Parents from three changed school bus routes voiced out safety concerns for their children at SD.91 board meeting.
12983vanderhoofBusRoute
Bayview Road is one of the cancelled bus route portions this year.

Parents from three changed school bus routes in Fraser Lake and Vanderhoof voiced out safety concerns for their children at School District No.91’s board meeting in Vanderhoof on Sept. 21.

With those bus route portions cancelled, elementary and secondary school students will be walking through long roads frequented by wildlife and logging trucks, and at times far from the nearest residence in case of emergencies, said Erin Miller, who resides on Hargrave Road in Vanderhoof along with four other families.

“[The school board] say they couldn’t use wildlife [as a reason for bus pickups] because wildlife is everywhere, but when you’re in a rural setting and it’s dark with no street lights, no houses to run to, our children have no safety.” Miller said.

“To us it shouldn’t even be a question,” she said. “We’ll pay to have our kids picked up.”
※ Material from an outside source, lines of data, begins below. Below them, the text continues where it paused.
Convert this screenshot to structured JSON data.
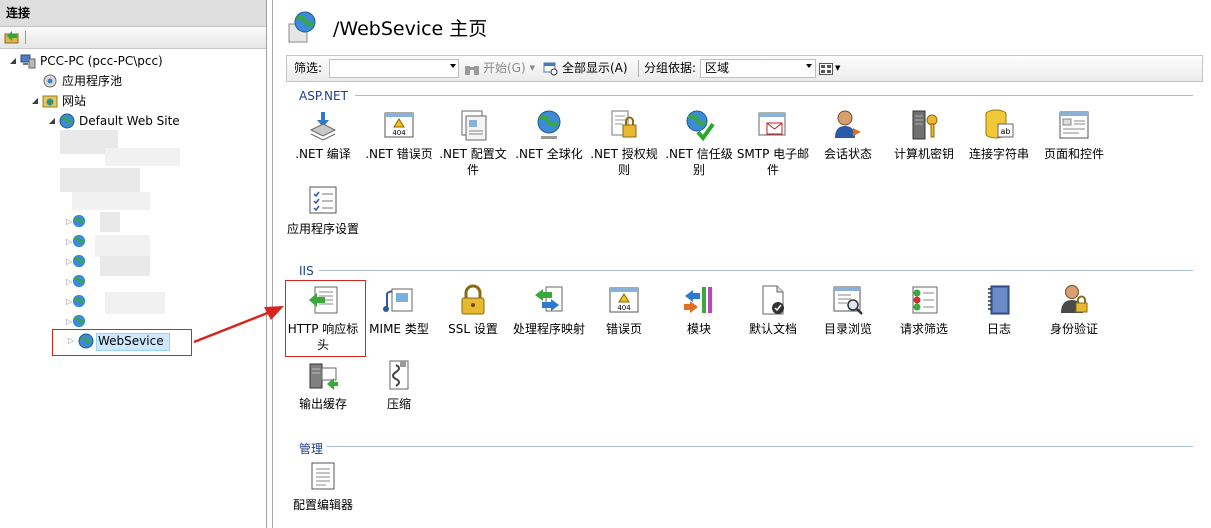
{
  "connections": {
    "header": "连接",
    "tree": {
      "server": "PCC-PC (pcc-PC\\pcc)",
      "app_pools": "应用程序池",
      "sites": "网站",
      "default_site": "Default Web Site",
      "selected_site": "WebSevice"
    }
  },
  "main": {
    "title": "/WebSevice 主页",
    "filter": {
      "label": "筛选:",
      "go": "开始(G)",
      "show_all": "全部显示(A)",
      "group_by_label": "分组依据:",
      "group_by_value": "区域"
    },
    "groups": {
      "aspnet": {
        "title": "ASP.NET",
        "items": [
          ".NET 编译",
          ".NET 错误页",
          ".NET 配置文件",
          ".NET 全球化",
          ".NET 授权规则",
          ".NET 信任级别",
          "SMTP 电子邮件",
          "会话状态",
          "计算机密钥",
          "连接字符串",
          "页面和控件",
          "应用程序设置"
        ]
      },
      "iis": {
        "title": "IIS",
        "items": [
          "HTTP 响应标头",
          "MIME 类型",
          "SSL 设置",
          "处理程序映射",
          "错误页",
          "模块",
          "默认文档",
          "目录浏览",
          "请求筛选",
          "日志",
          "身份验证",
          "输出缓存",
          "压缩"
        ]
      },
      "management": {
        "title": "管理",
        "items": [
          "配置编辑器"
        ]
      }
    }
  },
  "colors": {
    "annotation_red": "#d9231f",
    "group_title": "#1c3f8a",
    "selection": "#cde8ff"
  }
}
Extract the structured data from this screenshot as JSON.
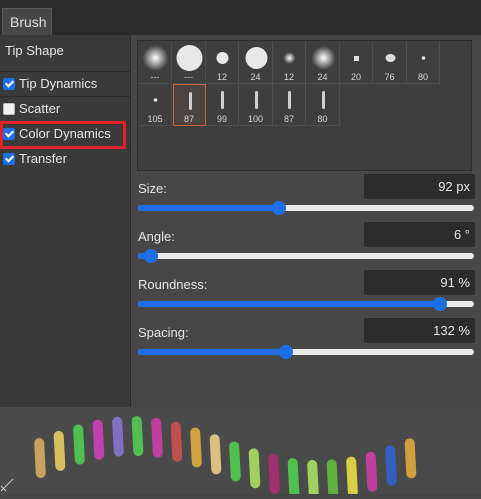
{
  "tab": {
    "label": "Brush"
  },
  "left_panel": {
    "header": "Tip Shape",
    "options": [
      {
        "label": "Tip Dynamics",
        "checked": true
      },
      {
        "label": "Scatter",
        "checked": false
      },
      {
        "label": "Color Dynamics",
        "checked": true,
        "highlighted": true
      },
      {
        "label": "Transfer",
        "checked": true
      }
    ]
  },
  "presets": [
    {
      "label": "---",
      "kind": "soft"
    },
    {
      "label": "---",
      "kind": "hard"
    },
    {
      "label": "12",
      "kind": "hard"
    },
    {
      "label": "24",
      "kind": "hard"
    },
    {
      "label": "12",
      "kind": "soft"
    },
    {
      "label": "24",
      "kind": "soft"
    },
    {
      "label": "20",
      "kind": "square"
    },
    {
      "label": "76",
      "kind": "blob"
    },
    {
      "label": "80",
      "kind": "dot"
    },
    {
      "label": "105",
      "kind": "dot"
    },
    {
      "label": "87",
      "kind": "stroke",
      "selected": true
    },
    {
      "label": "99",
      "kind": "stroke"
    },
    {
      "label": "100",
      "kind": "stroke"
    },
    {
      "label": "87",
      "kind": "stroke"
    },
    {
      "label": "80",
      "kind": "stroke"
    }
  ],
  "params": {
    "size": {
      "label": "Size:",
      "value": "92  px",
      "fraction": 0.42
    },
    "angle": {
      "label": "Angle:",
      "value": "6 °",
      "fraction": 0.04
    },
    "roundness": {
      "label": "Roundness:",
      "value": "91 %",
      "fraction": 0.9
    },
    "spacing": {
      "label": "Spacing:",
      "value": "132 %",
      "fraction": 0.44
    }
  },
  "colors": {
    "accent": "#1d6fe5",
    "highlight": "#e4202b",
    "stroke_colors": [
      "#c8a060",
      "#d8c060",
      "#50c050",
      "#c040b0",
      "#8070c0",
      "#50c050",
      "#c040a0",
      "#c05050",
      "#d0a040",
      "#d8c080",
      "#50c050",
      "#a0d060",
      "#a03070",
      "#50c050",
      "#a0d060",
      "#60b040",
      "#d8d040",
      "#c040a0",
      "#3060c0",
      "#d0a040"
    ]
  }
}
Miller added that it’s challenging for working parents to adjust schedules around pickup times.

“It’s their job to pick our kids up safely, it’s our job to get our kids safely to the bus,” she said. “I understand that.”

In fact, the bus route portion on Hargrave Road was cancelled at the beginning of the last school year as well, and had been reinstated after the school board verified that logging trucks and gravel trucks would be accessing the road, Miller added.

“That was a safety concern and our children can be picked up,” she said. “And this year, I don’t know why it would be different.”

For Trina Evans on Fraser Lake’s Clearview Road and another parent on Aspen Drive in Vanderhoof, the cancelled route portions will be particularly concerning in winter when the cold air could exacerbate their children’s asthma symptoms during the over 30-minute walk to and from the bus stop.

Evans said she was told that her household, 2.1 km from the highway, had continued to receive a bus after the school board passed its 2.5-km walk distance policy in 2012 because of a physically disabled child who also lived on her road, but has now since moved away.

“If you can’t see a medical issue, does it mean the medical condition does not exist?” She said. “I have a child with asthma.”

Evans also found 2.5 km unreasonable for children to walk, especially with extreme temperatures and icy roads in the winter.

“I have timed a nine-year-old child and it takes 30 minutes to walk this distance one way, in good conditions,” she said. “There are children under nine that walk this.”

Currently transporting in excess of 1850 students with 33 bus routes and the possibility of a 34th route, the school district must look at each individual parent request for bussing consideration through a district lens so that decisions can be rationalized throughout the district, said Superintendent of Schools Charlene Seguin.

“We have all made the choice to live in an area where there is wildlife,” Seguin said. “Given the number of students we transport and the number of individual bus stops, we cannot assume responsibility for our bus students until they get on the bus.”

She added, “Nowhere does the policy state that we expect students to walk to and from the bus stop. That would be a parental decision.”

When asked about how the district decides which bus route portions to cancel, Seguin said that all departments review budgets and their individual operations annually in the spring to ensure they operate efficiently within established budget guidelines and policies.